SCI à l’IR ou à l’IS : quelle fiscalité ?
Par défaut, la SCI familiale est fiscalement transparente : elle relève de l’impôt sur le revenu (IR). Les bénéfices sont imposés directement entre les mains de chaque associé, au prorata de ses parts, dans la catégorie des revenus fonciers. Ce régime convient à une détention patrimoniale classique et à la location nue.
Les associés peuvent opter, de manière irrévocable, pour l’impôt sur les sociétés (IS). La SCI amortit alors le bien et déduit davantage de charges, ce qui réduit l’imposition annuelle. En contrepartie, la plus-value en cas de revente est calculée sur une base amoindrie par les amortissements, ce qui alourdit souvent l’imposition finale. Le tableau ci-dessous résume les grandes différences.
| Critère | SCI à l’IR | SCI à l’IS |
|---|---|---|
| Imposition des bénéfices | Chez les associés (revenus fonciers) | Au niveau de la société |
| Amortissement du bien | Non | Oui |
| Plus-value à la revente | Régime des particuliers, abattements pour durée | Base réduite par les amortissements |
| Choix | Régime par défaut | Option irrévocable |
Le choix entre IR et IS engage durablement la société. Il mérite d’être arbitré avec un notaire ou un expert-comptable, en fonction de l’horizon de détention et du projet, car l’option pour l’IS ne se défait pas.
Les étapes et le coût de la création
Créer une SCI familiale suppose de rédiger les statuts, de déposer le capital, de publier une annonce légale et d’immatriculer la société. Les frais de constitution se situent en moyenne entre 350 et 800 €, en incluant l’annonce légale, les frais de greffe et, le cas échéant, la rédaction des statuts par un professionnel. Le délai d’immatriculation est généralement de sept à quinze jours.
La rédaction des statuts est l’étape la plus délicate. Des statuts mal calibrés peuvent bloquer la gestion ou compliquer la transmission. Faire appel à un notaire est vivement conseillé, notamment lorsque la SCI a vocation à recevoir un bien important ou à organiser une succession.
Points de vigilance avant de se lancer
La SCI familiale impose un formalisme continu : tenue d’assemblées, comptabilité, conservation des décisions. Les associés sont par ailleurs responsables des dettes de la société de manière indéfinie, à proportion de leurs parts. Ce n’est donc pas un outil à créer sans réflexion, mais un cadre pertinent pour un projet patrimonial structuré.
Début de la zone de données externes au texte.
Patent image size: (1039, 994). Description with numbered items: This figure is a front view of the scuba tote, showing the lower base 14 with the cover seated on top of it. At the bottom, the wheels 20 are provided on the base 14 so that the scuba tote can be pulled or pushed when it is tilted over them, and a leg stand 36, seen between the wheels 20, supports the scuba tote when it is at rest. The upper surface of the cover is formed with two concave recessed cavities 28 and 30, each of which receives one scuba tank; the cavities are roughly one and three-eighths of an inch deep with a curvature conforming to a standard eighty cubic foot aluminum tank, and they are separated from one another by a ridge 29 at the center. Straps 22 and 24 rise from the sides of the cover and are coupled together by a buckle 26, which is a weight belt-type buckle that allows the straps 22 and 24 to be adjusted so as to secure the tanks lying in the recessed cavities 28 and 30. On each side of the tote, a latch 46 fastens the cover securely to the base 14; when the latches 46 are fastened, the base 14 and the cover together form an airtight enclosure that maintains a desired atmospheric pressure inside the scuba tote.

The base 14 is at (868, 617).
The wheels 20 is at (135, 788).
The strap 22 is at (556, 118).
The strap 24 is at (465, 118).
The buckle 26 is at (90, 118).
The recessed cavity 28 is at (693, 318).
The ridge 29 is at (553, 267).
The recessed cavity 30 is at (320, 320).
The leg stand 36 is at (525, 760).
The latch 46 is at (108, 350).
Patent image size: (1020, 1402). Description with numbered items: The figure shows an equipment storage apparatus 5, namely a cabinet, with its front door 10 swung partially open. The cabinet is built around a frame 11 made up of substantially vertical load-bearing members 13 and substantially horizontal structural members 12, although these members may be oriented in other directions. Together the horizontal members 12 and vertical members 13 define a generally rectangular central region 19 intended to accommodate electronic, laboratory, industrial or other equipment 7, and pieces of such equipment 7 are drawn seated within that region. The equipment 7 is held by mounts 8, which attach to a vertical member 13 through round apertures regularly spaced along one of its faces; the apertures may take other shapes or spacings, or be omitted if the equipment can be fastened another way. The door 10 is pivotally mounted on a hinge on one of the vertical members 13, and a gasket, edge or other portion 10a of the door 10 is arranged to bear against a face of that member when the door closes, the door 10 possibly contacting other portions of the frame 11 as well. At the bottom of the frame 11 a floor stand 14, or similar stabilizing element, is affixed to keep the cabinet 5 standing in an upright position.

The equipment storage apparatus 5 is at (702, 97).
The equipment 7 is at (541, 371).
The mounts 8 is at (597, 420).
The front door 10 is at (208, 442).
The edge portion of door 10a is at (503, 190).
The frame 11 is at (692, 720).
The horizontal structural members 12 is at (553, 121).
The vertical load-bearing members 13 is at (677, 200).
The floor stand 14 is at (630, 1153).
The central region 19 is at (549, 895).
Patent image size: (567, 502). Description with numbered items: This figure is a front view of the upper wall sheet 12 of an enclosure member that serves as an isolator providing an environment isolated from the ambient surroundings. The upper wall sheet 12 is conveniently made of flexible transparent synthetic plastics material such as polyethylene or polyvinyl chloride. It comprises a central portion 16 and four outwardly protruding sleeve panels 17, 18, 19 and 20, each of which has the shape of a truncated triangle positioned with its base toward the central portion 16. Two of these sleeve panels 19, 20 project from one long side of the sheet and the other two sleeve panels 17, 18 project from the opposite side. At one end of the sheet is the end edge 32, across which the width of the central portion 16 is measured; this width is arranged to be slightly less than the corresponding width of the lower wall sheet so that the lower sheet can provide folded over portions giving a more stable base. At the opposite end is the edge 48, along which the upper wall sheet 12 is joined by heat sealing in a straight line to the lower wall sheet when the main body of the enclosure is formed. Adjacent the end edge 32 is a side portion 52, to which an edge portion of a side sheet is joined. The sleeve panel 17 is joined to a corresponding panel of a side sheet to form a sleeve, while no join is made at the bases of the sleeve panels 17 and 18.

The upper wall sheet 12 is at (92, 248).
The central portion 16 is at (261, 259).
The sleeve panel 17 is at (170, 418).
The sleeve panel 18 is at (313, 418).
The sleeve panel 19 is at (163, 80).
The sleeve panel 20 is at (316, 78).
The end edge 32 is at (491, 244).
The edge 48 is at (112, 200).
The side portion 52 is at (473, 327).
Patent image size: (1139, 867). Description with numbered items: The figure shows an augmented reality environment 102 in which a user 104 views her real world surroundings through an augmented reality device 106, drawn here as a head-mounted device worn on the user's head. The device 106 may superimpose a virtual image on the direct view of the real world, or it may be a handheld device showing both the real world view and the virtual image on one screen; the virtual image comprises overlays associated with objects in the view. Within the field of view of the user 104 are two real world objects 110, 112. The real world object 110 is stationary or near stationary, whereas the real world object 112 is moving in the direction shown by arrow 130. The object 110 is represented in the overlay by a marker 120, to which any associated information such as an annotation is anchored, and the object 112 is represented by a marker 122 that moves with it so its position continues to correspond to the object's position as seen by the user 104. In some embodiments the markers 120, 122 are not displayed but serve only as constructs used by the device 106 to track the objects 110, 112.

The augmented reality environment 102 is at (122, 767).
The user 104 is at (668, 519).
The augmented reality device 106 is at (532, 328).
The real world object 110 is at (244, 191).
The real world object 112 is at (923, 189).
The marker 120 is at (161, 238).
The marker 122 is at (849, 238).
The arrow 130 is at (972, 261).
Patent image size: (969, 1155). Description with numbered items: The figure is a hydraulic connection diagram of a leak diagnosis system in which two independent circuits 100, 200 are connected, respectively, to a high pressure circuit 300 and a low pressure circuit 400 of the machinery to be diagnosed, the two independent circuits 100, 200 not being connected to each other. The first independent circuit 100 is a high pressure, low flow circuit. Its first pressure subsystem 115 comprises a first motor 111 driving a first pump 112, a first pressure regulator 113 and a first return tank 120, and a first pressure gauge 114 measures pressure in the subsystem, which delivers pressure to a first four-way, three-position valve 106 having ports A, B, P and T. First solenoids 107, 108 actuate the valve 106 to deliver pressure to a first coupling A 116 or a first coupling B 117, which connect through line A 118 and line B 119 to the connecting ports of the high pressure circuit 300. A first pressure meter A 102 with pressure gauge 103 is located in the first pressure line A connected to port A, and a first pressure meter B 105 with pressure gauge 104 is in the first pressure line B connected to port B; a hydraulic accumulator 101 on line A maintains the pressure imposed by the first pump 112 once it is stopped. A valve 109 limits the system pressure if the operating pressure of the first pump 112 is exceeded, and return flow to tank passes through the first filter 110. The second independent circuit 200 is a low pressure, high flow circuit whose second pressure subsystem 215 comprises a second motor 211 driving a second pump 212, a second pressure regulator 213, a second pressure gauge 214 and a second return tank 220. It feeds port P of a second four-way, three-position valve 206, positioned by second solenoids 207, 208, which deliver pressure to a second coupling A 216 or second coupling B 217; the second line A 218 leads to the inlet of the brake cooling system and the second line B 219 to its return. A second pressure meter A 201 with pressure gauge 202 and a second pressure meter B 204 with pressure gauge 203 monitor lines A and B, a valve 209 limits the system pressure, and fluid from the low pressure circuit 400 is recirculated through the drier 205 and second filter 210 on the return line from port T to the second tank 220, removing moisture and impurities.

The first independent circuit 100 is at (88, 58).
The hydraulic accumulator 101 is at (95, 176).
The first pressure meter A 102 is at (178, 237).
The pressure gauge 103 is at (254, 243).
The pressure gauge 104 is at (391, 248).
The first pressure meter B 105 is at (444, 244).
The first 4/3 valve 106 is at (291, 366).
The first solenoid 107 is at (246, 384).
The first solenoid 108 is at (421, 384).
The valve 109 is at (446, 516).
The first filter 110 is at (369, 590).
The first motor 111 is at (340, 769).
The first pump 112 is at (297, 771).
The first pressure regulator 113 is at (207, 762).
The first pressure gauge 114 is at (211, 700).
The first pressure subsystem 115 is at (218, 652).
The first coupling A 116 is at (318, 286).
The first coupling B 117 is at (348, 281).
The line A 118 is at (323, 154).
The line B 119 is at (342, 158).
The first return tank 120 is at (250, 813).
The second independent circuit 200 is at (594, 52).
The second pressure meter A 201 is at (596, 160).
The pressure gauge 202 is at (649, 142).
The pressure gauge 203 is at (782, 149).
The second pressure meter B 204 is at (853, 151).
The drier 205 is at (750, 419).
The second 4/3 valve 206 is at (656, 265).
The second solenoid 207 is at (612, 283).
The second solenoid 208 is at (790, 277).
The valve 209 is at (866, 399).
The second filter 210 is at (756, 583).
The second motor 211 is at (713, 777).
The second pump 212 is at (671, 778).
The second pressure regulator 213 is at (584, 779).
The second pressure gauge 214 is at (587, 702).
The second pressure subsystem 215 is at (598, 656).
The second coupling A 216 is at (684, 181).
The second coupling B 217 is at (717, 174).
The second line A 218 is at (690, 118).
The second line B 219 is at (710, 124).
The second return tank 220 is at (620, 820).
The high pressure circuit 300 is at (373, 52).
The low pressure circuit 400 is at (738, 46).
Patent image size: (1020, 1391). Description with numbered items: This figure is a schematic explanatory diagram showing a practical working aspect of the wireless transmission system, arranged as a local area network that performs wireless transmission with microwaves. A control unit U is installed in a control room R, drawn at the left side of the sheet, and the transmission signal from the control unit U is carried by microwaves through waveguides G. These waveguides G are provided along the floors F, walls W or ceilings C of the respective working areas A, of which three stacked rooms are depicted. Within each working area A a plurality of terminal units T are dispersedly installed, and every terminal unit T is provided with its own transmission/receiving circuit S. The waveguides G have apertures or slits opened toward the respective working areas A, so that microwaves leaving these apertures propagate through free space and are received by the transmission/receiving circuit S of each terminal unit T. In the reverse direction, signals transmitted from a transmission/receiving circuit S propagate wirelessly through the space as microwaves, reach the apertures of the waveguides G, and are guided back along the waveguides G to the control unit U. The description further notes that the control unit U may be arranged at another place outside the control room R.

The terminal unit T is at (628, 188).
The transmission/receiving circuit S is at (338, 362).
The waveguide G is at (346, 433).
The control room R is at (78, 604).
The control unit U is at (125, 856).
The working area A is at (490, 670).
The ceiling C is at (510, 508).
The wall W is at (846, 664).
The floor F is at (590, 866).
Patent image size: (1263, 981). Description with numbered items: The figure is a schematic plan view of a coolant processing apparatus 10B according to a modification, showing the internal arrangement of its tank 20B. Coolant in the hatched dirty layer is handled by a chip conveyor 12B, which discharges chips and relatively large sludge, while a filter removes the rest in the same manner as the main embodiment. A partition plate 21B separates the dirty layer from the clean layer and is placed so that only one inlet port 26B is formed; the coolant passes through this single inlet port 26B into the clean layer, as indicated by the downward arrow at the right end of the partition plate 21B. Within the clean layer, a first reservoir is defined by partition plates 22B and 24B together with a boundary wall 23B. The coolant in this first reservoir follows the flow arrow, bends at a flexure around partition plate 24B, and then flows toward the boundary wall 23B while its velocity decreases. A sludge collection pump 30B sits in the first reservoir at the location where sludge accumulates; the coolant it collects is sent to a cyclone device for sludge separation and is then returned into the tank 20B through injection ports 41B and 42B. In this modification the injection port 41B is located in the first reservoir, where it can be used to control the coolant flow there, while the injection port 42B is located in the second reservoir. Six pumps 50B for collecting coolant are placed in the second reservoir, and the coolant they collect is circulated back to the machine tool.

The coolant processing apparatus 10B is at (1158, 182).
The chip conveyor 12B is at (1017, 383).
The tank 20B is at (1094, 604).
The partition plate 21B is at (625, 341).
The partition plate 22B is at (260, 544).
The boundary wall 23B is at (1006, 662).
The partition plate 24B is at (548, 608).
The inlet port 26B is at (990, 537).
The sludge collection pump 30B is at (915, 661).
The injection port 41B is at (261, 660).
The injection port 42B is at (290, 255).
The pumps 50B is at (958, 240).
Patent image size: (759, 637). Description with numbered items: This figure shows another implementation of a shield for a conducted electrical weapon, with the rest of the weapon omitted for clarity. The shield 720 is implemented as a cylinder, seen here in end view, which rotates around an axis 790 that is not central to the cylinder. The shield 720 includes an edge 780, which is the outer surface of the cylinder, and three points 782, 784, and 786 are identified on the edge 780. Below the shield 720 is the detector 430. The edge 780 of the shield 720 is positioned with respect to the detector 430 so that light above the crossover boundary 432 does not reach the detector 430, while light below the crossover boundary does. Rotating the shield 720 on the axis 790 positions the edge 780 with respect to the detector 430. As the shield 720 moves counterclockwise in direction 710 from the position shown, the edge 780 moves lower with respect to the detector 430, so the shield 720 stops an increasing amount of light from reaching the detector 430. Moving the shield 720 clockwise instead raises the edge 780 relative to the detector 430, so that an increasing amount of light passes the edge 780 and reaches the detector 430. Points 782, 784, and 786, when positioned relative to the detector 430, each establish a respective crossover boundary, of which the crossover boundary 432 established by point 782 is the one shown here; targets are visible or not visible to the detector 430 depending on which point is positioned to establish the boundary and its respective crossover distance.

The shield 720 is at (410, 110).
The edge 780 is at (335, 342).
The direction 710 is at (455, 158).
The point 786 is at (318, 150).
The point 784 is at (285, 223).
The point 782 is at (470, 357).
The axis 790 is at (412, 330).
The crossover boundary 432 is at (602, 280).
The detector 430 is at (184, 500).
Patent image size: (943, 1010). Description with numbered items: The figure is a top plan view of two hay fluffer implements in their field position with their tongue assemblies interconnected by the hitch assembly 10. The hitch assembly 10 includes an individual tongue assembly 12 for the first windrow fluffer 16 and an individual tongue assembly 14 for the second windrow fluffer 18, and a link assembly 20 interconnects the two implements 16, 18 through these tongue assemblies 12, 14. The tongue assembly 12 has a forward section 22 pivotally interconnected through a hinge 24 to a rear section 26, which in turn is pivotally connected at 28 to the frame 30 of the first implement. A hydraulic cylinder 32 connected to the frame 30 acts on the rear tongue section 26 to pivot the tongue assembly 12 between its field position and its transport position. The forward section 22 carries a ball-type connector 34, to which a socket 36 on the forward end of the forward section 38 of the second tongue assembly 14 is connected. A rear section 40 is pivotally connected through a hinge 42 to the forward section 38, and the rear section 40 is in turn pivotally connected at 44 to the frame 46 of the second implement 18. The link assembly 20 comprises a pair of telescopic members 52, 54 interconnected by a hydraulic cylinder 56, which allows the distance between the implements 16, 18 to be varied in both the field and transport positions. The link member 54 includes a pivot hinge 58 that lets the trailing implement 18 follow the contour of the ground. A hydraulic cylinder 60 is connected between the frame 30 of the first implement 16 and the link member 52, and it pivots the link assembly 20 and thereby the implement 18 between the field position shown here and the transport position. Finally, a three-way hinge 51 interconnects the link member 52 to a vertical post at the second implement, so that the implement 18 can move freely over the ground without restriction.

Selon l’usage du bien, la SCI peut se combiner avec d’autres dispositifs : une détention destinée à la location meublée oriente par exemple vers une réflexion sur le statut de loueur en meublé, tandis qu’une succession complexe permet souvent d’éviter les impasses d’un bien détenu à plusieurs. Enfin, la société reste redevable de la fiscalité locale attachée au bien. Un accompagnement par un professionnel du droit sécurise l’ensemble de la démarche.